FOR more than a decade, cardioprotection by volatile anesthetics has fueled hopes of preventing myocardial damage in the perioperative setting. Discoveries established in the laboratory largely facilitated the use of volatile anesthetics in cardiac anesthesia, and guidelines of the American College of Cardiology-American Heart Association recommend volatile anesthesia for noncardiac surgery in patients with increased risk of myocardial ischemia.1Analogous to this powerful arm, remote ischemic preconditioning (RIPC) salvages the heart from a distance (e.g. , muscle ischemia via repetitive blood pressure cuff inflations leads to myocardial protection). The ostensible effortless practicability of this technique has made it promising for daily clinical use, a fact corroborated by the results of encouraging first clinical trials.2
Nevertheless, the translation of basic research into an effective daily therapeutic regimen remains challenging. New light is shed by a recent study of Lucchinetti et al. ,3who investigated additional protective effects of RIPC when combined with isoflurane-based general anesthesia for on-pump coronary artery bypass graft surgery.
The study offers a number of intriguing findings, as well as a seminal approach guiding the future of cardioprotective research. The authors used limb RIPC as a second preconditioning stimulus on top of isoflurane-based anesthesia, providing a true translational design by subsequently connecting studies of clinical outcome with microarray analyses.
“Lucchinetti et al. need to be congratulated for their breakthrough translational study design, integrating clinical studies with a global scale signaling pathway analysis.”
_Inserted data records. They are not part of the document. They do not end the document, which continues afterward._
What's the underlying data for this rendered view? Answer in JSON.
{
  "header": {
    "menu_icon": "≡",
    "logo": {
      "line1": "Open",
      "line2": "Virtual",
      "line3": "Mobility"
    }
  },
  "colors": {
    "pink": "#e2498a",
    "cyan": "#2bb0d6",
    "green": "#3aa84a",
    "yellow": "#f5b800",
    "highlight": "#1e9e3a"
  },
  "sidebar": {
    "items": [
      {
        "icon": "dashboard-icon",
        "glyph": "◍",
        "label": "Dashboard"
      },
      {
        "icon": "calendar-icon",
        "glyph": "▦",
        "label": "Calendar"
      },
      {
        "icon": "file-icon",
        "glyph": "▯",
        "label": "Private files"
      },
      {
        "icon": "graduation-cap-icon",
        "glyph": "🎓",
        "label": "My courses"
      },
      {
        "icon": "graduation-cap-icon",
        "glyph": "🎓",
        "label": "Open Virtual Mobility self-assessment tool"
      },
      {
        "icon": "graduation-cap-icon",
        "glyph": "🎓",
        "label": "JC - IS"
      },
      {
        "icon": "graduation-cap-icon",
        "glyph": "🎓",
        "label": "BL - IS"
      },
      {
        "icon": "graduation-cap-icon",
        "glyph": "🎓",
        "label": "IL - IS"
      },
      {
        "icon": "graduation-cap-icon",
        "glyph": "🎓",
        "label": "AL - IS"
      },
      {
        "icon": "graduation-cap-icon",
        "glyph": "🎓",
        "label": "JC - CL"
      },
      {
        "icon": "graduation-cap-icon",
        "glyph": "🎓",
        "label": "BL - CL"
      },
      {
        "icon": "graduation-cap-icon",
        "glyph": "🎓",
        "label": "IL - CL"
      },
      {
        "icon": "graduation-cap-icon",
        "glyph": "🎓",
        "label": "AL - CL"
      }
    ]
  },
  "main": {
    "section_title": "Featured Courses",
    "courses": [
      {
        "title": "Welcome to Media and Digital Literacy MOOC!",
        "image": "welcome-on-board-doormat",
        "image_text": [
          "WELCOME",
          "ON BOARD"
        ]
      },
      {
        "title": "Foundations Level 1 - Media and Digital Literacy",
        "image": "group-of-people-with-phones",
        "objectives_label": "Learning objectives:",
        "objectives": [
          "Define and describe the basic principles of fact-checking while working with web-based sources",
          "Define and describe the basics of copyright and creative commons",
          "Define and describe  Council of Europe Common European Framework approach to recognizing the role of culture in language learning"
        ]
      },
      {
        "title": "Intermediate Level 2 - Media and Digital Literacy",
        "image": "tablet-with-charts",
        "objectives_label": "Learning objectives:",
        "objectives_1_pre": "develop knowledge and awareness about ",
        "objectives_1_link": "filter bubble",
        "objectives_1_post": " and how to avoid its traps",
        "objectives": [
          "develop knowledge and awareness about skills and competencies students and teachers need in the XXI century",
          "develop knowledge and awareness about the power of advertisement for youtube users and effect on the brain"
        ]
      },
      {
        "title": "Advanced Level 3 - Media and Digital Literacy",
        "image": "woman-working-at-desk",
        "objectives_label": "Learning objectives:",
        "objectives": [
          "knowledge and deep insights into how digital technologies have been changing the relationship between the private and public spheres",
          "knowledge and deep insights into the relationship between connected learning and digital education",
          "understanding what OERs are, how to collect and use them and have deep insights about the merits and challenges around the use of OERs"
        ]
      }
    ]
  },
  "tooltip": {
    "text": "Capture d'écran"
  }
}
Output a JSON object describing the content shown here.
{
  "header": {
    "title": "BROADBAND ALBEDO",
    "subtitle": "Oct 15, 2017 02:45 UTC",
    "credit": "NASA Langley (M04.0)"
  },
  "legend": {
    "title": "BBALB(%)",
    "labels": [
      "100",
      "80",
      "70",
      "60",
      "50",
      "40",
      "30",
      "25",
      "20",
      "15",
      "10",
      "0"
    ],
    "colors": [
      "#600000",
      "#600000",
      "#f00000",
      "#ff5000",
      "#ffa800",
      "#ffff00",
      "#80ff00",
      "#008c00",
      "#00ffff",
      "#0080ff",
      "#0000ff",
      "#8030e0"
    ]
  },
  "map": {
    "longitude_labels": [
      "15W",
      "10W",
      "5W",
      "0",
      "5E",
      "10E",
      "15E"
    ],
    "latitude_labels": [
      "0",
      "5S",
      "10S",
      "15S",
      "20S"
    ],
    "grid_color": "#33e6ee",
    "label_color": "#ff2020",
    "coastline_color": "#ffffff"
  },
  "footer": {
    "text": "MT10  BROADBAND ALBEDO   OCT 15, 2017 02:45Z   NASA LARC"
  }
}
It may not actually surprise that the combined application of isoflurane and RIPC did not offer additional clinical benefits because all preconditioning strategies are believed to share common signaling end effectors. Indeed, animal studies indicate that anesthetic preconditioning follows a threshold phenomenon, whereas concentrations of 0.25 minimum alveolar concentration suffice to salvage a maximum of myocardial tissue.4Nevertheless, the continuous application of isoflurane does not follow a pure preconditioning or postconditioning protocol, but rather fulfills its “classic duties” as a hypnotic agent. This raises the question of whether the “protocol issue” actually may be purely academic. Previous studies indicated a fully blossomed cardioprotective response after continuous application once the threshold is surpassed.5Can one now assume anesthetic preconditioning and postconditioning as a phenomenon of every volatile-driven anesthesia? Is anesthetic preconditioning and postconditioning already successfully integrated into the clinical routine? The jury is still out; each specific clinical setting needs to be taken into account, and large-scale prospective investigations are needed to comprehensively answer these questions. Furthermore, on a cautionary note, it has to be stated that the study by Lucchinetti et al. was not designed to prove the cardioprotective efficacy of isoflurane versus a nonvolatile-driven anesthesia because none of the groups was “isoflurane free.”
However, at this point the true strength of the translational study design comes into play, because the concomitantly conducted microarray analysis clearly depicted signaling changes correlated with an ameliorated clinical outcome. The specific pathways induced by isoflurane (i.e. , fatty acid oxidation and DNA-damage signaling) emphasize the cardioprotective response because, in particular, the mitochondrion is the putative final stage of preconditioning and postconditioning.6No correlation between signaling changes elicited by RIPC and clinical biomarkers could be established. Thus, the study provides a direct molecular feedback of cellular signaling changes within the heart and clinical outcome parameters.
Moreover, global scale transcriptional analysis, as conducted via microarray analysis, represents a tool to demonstrate changes on a multipathway scale. This is clearly superior to the traditional single pathway investigation. One can be assured that isoflurane-induced and RIPC-induced signaling were comprehensively investigated, indicating DNA and mitochondrial signaling as a putative differentiating signaling entities. Obviously, the study by Lucchinetti et al. can be only the beginning of a long journey; many years of research efforts have taught the field that cardioprotection is a multipathway, multisystems phenomenon. This includes genetic reprogramming, altered protein expression, posttranslational modifications, and metabolic remodeling. Therefore, future insight needs to be gained in all of these areas.7These efforts will not always be rewarded by positive results because translation into the clinics is tedious and sometimes disappointing. The current study provides a good example; superior cardioprotection by using RIPC in addition to isoflurane would have been desirable. Nevertheless, the importance of the study is not hampered by its “negative result,” and RIPC may well prove its place in the clinics through future, large-scale investigations.
Lucchinetti et al. need to be congratulated for their breakthrough translational study design, integrating clinical studies with a global scale signaling pathway analysis. This pioneering concept is a much-needed step in cardioprotective research. And not to be forgotten: the study conclusively answers a clinically relevant research question. The results should excite all anesthesiologists because they corroborate the all-day-everyday cardioprotective properties of volatile anesthetics.